I'm trying to prove that for a closed set $S$, $S\subset X$ and $(X,d)$ a metric space, $\partial(\partial S)=\partial S$, where $\partial$ is the boundary of S defined as $$\partial S=\{\forall x\in X:\forall \epsilon >0 D(x,\epsilon)\cap S \neq \emptyset \:and\: D(x,\epsilon)\cap S^C = \emptyset\}=cl(S)\cap cl(S^C) $$ where $cl(S)$ is the closure of S.
Here's what I've done so far:
Let $T=\partial S$:
We know that $T$ is closed in X as it is a boundary (proof).
I know how to prove that $\partial T \subseteq T$, as since we define a closure of a set as the smallest closed set that contains $T$, thus since $T$ is closed $cl(T)=T$. We also know that $\partial T \subseteq cl(T)$ and thus $\partial T \subseteq T\implies \partial(\partial S)\subseteq \partial S$.

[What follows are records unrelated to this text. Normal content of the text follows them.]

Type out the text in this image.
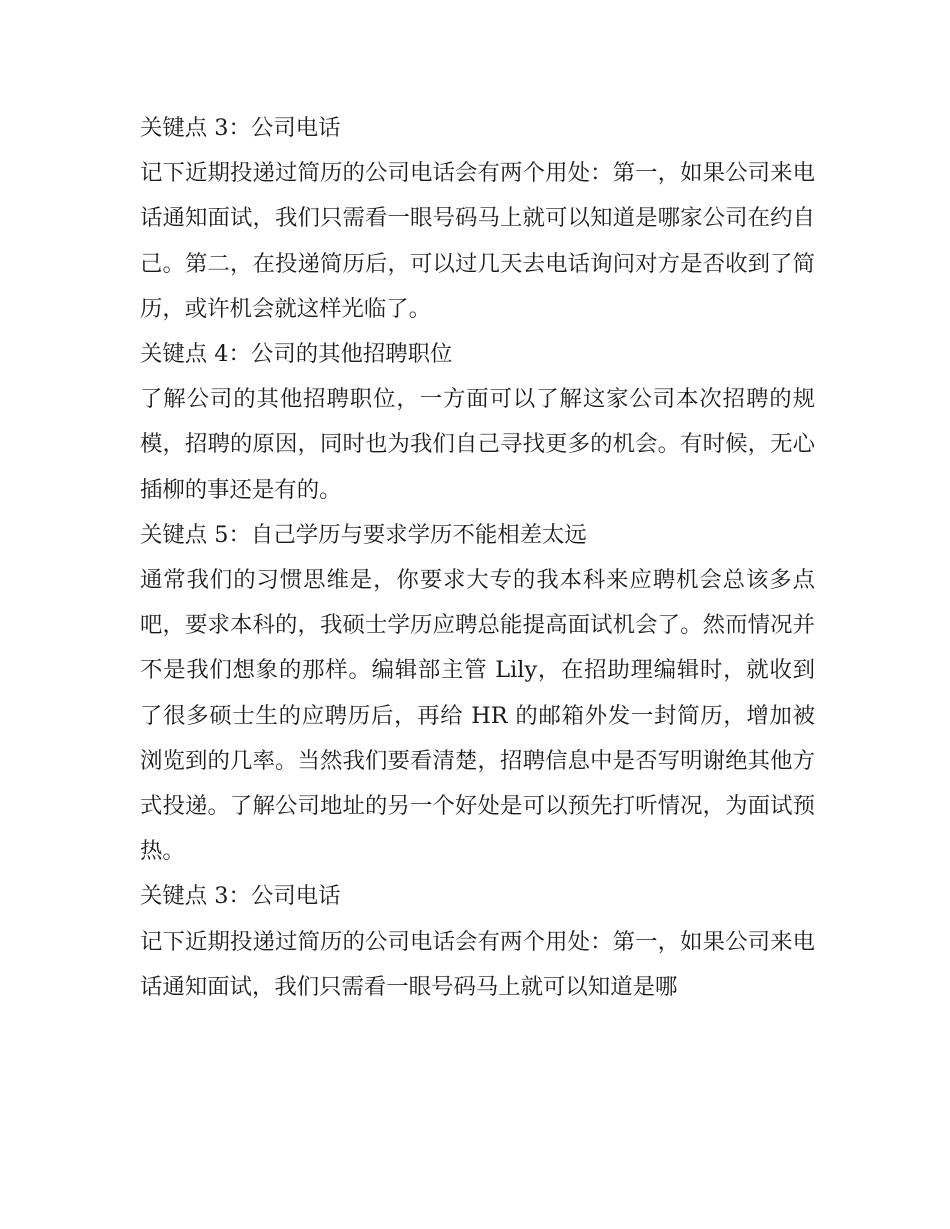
关键点 3：公司电话

记下近期投递过简历的公司电话会有两个用处：第一，如果公司来电话通知面试，我们只需看一眼号码马上就可以知道是哪家公司在约自己。第二，在投递简历后，可以过几天去电话询问对方是否收到了简历，或许机会就这样光临了。

关键点 4：公司的其他招聘职位

了解公司的其他招聘职位，一方面可以了解这家公司本次招聘的规模，招聘的原因，同时也为我们自己寻找更多的机会。有时候，无心插柳的事还是有的。

关键点 5：自己学历与要求学历不能相差太远

通常我们的习惯思维是，你要求大专的我本科来应聘机会总该多点吧，要求本科的，我硕士学历应聘总能提高面试机会了。然而情况并不是我们想象的那样。编辑部主管 Lily，在招助理编辑时，就收到了很多硕士生的应聘历后，再给 HR 的邮箱外发一封简历，增加被浏览到的几率。当然我们要看清楚，招聘信息中是否写明谢绝其他方式投递。了解公司地址的另一个好处是可以预先打听情况，为面试预热。

关键点 3：公司电话

记下近期投递过简历的公司电话会有两个用处：第一，如果公司来电话通知面试，我们只需看一眼号码马上就可以知道是哪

It's proving that $\partial(\partial S)\supseteq \partial S$ is where I'm having difficulty.
Best Answer
$\partial S = \partial (X \setminus S)$ (by definition) and the boundary of an open set is nowhere dense (e.g. this link). This means that $\partial S$ (being closed) has no interior points and so $\partial S \subseteq \partial \partial S$ is then easy to see. The other inclusion you already did (basically, the boundary is closed and a set is closed iff it contains its boundary).